那日,夏祈音露了一手少泽剑已镇住了一灯师徒。今儿她主动提及六脉神剑,以六脉神剑对阵本因等人的剑阵,运用自如,不落下风。本因师兄弟每人学了一路剑法,尚且勉强,见她竟将本门武功学到如此地步,竟连质问她从何处偷学都问不出口。
本因方丈试着请教,夏祈音竟也愿意指点。李布衣和段正明正要回避,却被夏祈音阻止了。
“我要讲的与六脉神剑的武功秘籍关系并不大,倒也不必回避。”
段正明和李布衣这才重新落座。
夏祈音道“我所习是家学元一内功,此内功心法五行相和,生生不息。只要不是逆生心法武技,皆无冲突。一法通则万法明,故此可以轻易施展别派武功。一阳指、六脉神剑的秘籍,少时倒是翻阅过,却不曾练过。此番来大理想起这门武功,才捡出来研究一二。”
“你是说近日才研习六脉神剑?”本因骇然道。以方才夏祈音施展六脉神剑之自如,可不似临时多学。
“一法通万法明,这世上许多武功都有起共同之处。在我看来一阳指、六脉神剑和少林拈花指等其他指法武功皆是异曲同工。若说区别就如剑招不同,有的花哨些,有的简单些罢了。”夏祈音道,“譬如西门吹雪、叶孤城这样的剑客,给他们一本新的剑法秘籍,一日便可学通,当然要精通又是另一回事。”

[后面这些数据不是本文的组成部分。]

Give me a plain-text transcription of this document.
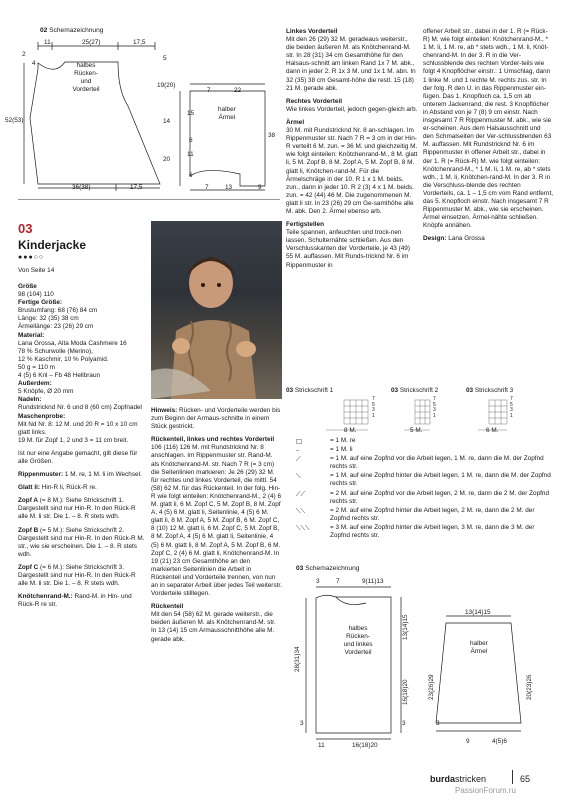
02 Schemazeichnung
11	25(27)	17,5
2
4	halbes
Rücken-
und
Vorderteil
52(53)
36(38)	17,5
5
19(20)
14
20
7	22
15
6
11
6
38
halber
Ärmel
7	13	9
03
Kinderjacke
●●●○○
Von Seite 14

Größe

98 (104) 110

Fertige Größe:

Brustumfang: 68 (76) 84 cm

Länge: 32 (35) 38 cm

Ärmellänge: 23 (26) 29 cm

Material:

Lana Grossa, Alta Moda Cashmere 16

78 % Schurwolle (Merino),

12 % Kaschmir, 10 % Polyamid.

50 g = 110 m

4 (5) 6 Knl – Fb 48 Hellbraun

Außerdem:

5 Knöpfe, Ø 20 mm

Nadeln:

Rundstricknd Nr. 6 und 8 (60 cm) Zopfnadel

Maschenprobe:

Mit Nd Nr. 8: 12 M. und 20 R = 10 x 10 cm glatt links.

19 M. für Zopf 1, 2 und 3 = 11 cm breit.

Ist nur eine Angabe gemacht, gilt diese für alle Größen.

Rippenmuster: 1 M. re, 1 M. li im Wechsel.

Glatt li: Hin-R li, Rück-R re.

Zopf A (= 8 M.): Siehe Strickschrift 1. Dargestellt sind nur Hin-R. In den Rück-R alle M. li str. Die 1. – 8. R stets wdh.

Zopf B (= 5 M.): Siehe Strickschrift 2. Dargestellt sind nur Hin-R. In den Rück-R M. str., wie sie erscheinen. Die 1. – 8. R stets wdh.

Zopf C (= 6 M.): Siehe Strickschrift 3. Dargestellt sind nur Hin-R. In den Rück-R alle M. li str. Die 1. – 8. R stets wdh.

Knötchenrand-M.: Rand-M. in Hin- und Rück-R re str.

Hinweis: Rücken- und Vorderteile werden bis zum Beginn der Armaus-schnitte in einem Stück gestrickt.

Rückenteil, linkes und rechtes Vorderteil

106 (116) 126 M. mit Rundstricknd Nr. 8 anschlagen. Im Rippenmuster str. Rand-M. als Knötchenrand-M. str. Nach 7 R (= 3 cm) die Seitenlinien markieren: Je 26 (29) 32 M. für rechtes und linkes Vorderteil, die mittl. 54 (58) 62 M. für das Rückenteil. In der folg. Hin-R wie folgt einteilen: Knötchenrand-M., 2 (4) 6 M. glatt li, 6 M. Zopf C, 5 M. Zopf B, 8 M. Zopf A, 4 (5) 6 M. glatt li, Seitenlinie, 4 (5) 6 M. glatt li, 8 M. Zopf A, 5 M. Zopf B, 6 M. Zopf C, 8 (10) 12 M. glatt li, 6 M. Zopf C, 5 M. Zopf B, 8 M. Zopf A, 4 (5) 6 M. glatt li, Seitenlinie, 4 (5) 6 M. glatt li, 8 M. Zopf A, 5 M. Zopf B, 6 M. Zopf C, 2 (4) 6 M. glatt li, Knötchenrand-M. In 19 (21) 23 cm Gesamthöhe an den markierten Seitenlinien die Arbeit in Rückenteil und Vorderteile trennen, von nun an in separater Arbeit über jedes Teil weiterstr. Vorderteile stilllegen.

Rückenteil

Mit den 54 (58) 62 M. gerade weiterstr., die beiden äußeren M. als Knötchenrand-M. str. In 13 (14) 15 cm Armausschnitthöhe alle M. gerade abk.

Linkes Vorderteil

Mit den 26 (29) 32 M. geradeaus weiterstr., die beiden äußeren M. als Knötchenrand-M. str. In 28 (31) 34 cm Gesamthöhe für den Halsaus-schnitt am linken Rand 1x 7 M. abk., dann in jeder 2. R 1x 3 M. und 1x 1 M. abn. In 32 (35) 38 cm Gesamt-höhe die restl. 15 (18) 21 M. gerade abk.

Rechtes Vorderteil

Wie linkes Vorderteil, jedoch gegen-gleich arb.

Ärmel

30 M. mit Rundstricknd Nr. 8 an-schlagen. Im Rippenmuster str. Nach 7 R = 3 cm in der Hin-R verteilt 6 M. zun. = 36 M. und gleichzeitig M. wie folgt einteilen: Knötchenrand-M., 8 M. glatt li, 5 M. Zopf B, 8 M. Zopf A, 5 M. Zopf B, 8 M. glatt li, Knötchen-rand-M. Für die Ärmelschräge in der 10. R 1 x 1 M. beids. zun., dann in jeder 10. R 2 (3) 4 x 1 M. beids. zun. = 42 (44) 46 M. Die zugenommenen M. glatt li str. In 23 (26) 29 cm Ge-samthöhe alle M. abk. Den 2. Ärmel ebenso arb.

Fertigstellen

Teile spannen, anfeuchten und trock-nen lassen. Schulternähte schließen. Aus den Verschlusskanten der Vorderteile, je 43 (49) 55 M. auffassen. Mit Runds-tricknd Nr. 6 im Rippenmuster in

offener Arbeit str., dabei in der 1. R (= Rück-R) M. wie folgt einteilen: Knötchenrand-M., * 1 M. li, 1 M. re, ab * stets wdh., 1 M. li, Knöt-chenrand-M. In der 3. R in die Ver-schlussblende des rechten Vorder-teils wie folgt 4 Knopflöcher einstr.: 1 Umschlag, dann 1 linke M. und 1 rechte M. rechts zus. str. In der folg. R den U. in das Rippenmuster ein-fügen. Das 1. Knopfloch ca. 1,5 cm ab unterem Jackenrand, die rest. 3 Knopflöcher in Abstand von je 7 (8) 9 cm einstr. Nach insgesamt 7 R Rippenmuster M. abk., wie sie er-scheinen. Aus dem Halsausschnitt und den Schmalseiten der Ver-schlussblenden 63 M. auffassen. Mit Rundstricknd Nr. 6 im Rippenmuster in offener Arbeit str., dabei in der 1. R (= Rück-R) M. wie folgt einteilen: Knötchenrand-M., * 1 M. li, 1 M. re, ab * stets wdh., 1 M. li, Knötchen-rand-M. In der 3. R in die Verschluss-blende des rechten Vorderteils, ca. 1 – 1,5 cm vom Rand entfernt, das 5. Knopfloch einstr. Nach insgesamt 7 R Rippenmuster M. abk., wie sie erscheinen. Ärmel einsetzen. Ärmel-nähte schließen. Knöpfe annähen.

Design: Lana Grossa

03 Strickschrift 1	03 Strickschrift 2	03 Strickschrift 3
7
5
3
1
7
5
3
1
7
5
3
1
8 M.	5 M.	6 M.
□	= 1 M. re
–	= 1 M. li
⟋	= 1 M. auf eine Zopfnd vor die Arbeit legen, 1 M. re, dann die M. der Zopfnd rechts str.
⟍	= 1 M. auf eine Zopfnd hinter die Arbeit legen, 1 M. re, dann die M. der Zopfnd rechts str.
⟋⟋	= 2 M. auf eine Zopfnd vor die Arbeit legen, 2 M. re, dann die 2 M. der Zopfnd rechts str.
⟍⟍	= 2 M. auf eine Zopfnd hinter die Arbeit legen, 2 M. re, dann die 2 M. der Zopfnd rechts str.
⟍⟍⟍	= 3 M. auf eine Zopfnd hinter die Arbeit legen, 3 M. re, dann die 3 M. der Zopfnd rechts str.
03 Schemazeichnung
3	7	9(11)13
halbes
Rücken-
und linkes
Vorderteil
28(31)34
13(14)15
16(18)20
3
3
11	16(18)20
13(14)15
halber
Ärmel
23(26)29	20(23)26
3
9	4(5)6
burdastricken	65
PassionForum.ru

“一阳指与六脉神剑的内功心法同根同源,若将一阳指练到一品,对己身内力掌控自如,那么在习六脉神剑便可事半功倍。在场诸位的内力足以将一阳指和六脉神剑运用自如,你们的六脉神剑用不顺,概因对自己的内力掌控不足和对六脉神剑还不够了解。”
夏祈音取出一个卷轴,挂在一旁的柱子上,说了一路内功运行路线“诸位按照这个路线运行内力试试。”
本因几人似有些茫然,一灯若有所思,李布衣试着运功于二指,直觉一股内劲迫不及待的想要宣泄,两指凌空一捏,在三丈外的木柱下留下了两个指印。
“这是——”李布衣大惊。
“十三凶徒之一司马荒坟的成名绝技三丈凌空锁喉指,司马荒坟要将这指法练到你方才那一下,至少要二十年。然你内力深厚,悟性非凡,一旦明白其中原理,瞬间门就能学会。当然要做到当年的司马荒坟那般精准,还需勤加练习。现在你可明白,为什么我进入大理才想到学六脉神剑,却能够运用自如?”
“有些明白,又有些不明白。”李布衣道。
“世上的武功秘籍,越是高阶武功秘籍越喜欢写的玄乎。这就好像顶尖的厨子准备了一桌美味大餐,总想着吃饭是件简单的事情,不会考虑到因为地域不同,有些食材食客不曾见过,不知道如何吃。”
写武功秘籍的人为了保证秘籍的格调层次,只会写精华部分,从而省略了一些步骤。如同学霸的笔记,普通人和学渣根本看不懂。可以写出这类高深武功秘籍的人,皆是绝世天才,他们所思所想比之普通人跳跃。普通人无法跟上他们的节奏,所以也无法领悟秘籍的奥秘。
“我明白了!”李布衣恍然大悟,旋即又觉得夏祈音这人委实促狭。
许是世间门天才之辈,所思所需皆有共同之处。夏祈音悟性非凡,正如她所言,一法通则万法通。旁人几十年都看不明白的东西,她却能够轻易领悟。
本因等人看过六脉神剑,却无法补上作者省略的步骤。夏祈音却能够在看到秘籍后,迅速推演出那些省略的步骤,从而迅速掌握其中奥秘。
李布衣起身长揖,从院中避了出去。
夏祈音就本因所习商阳剑,细说了一下自己的思路。本因终有所悟,沉思后,再出手,所习商阳剑已然顺遂许多。众僧研究六脉神剑多时,有人点播,举一反三自是易事。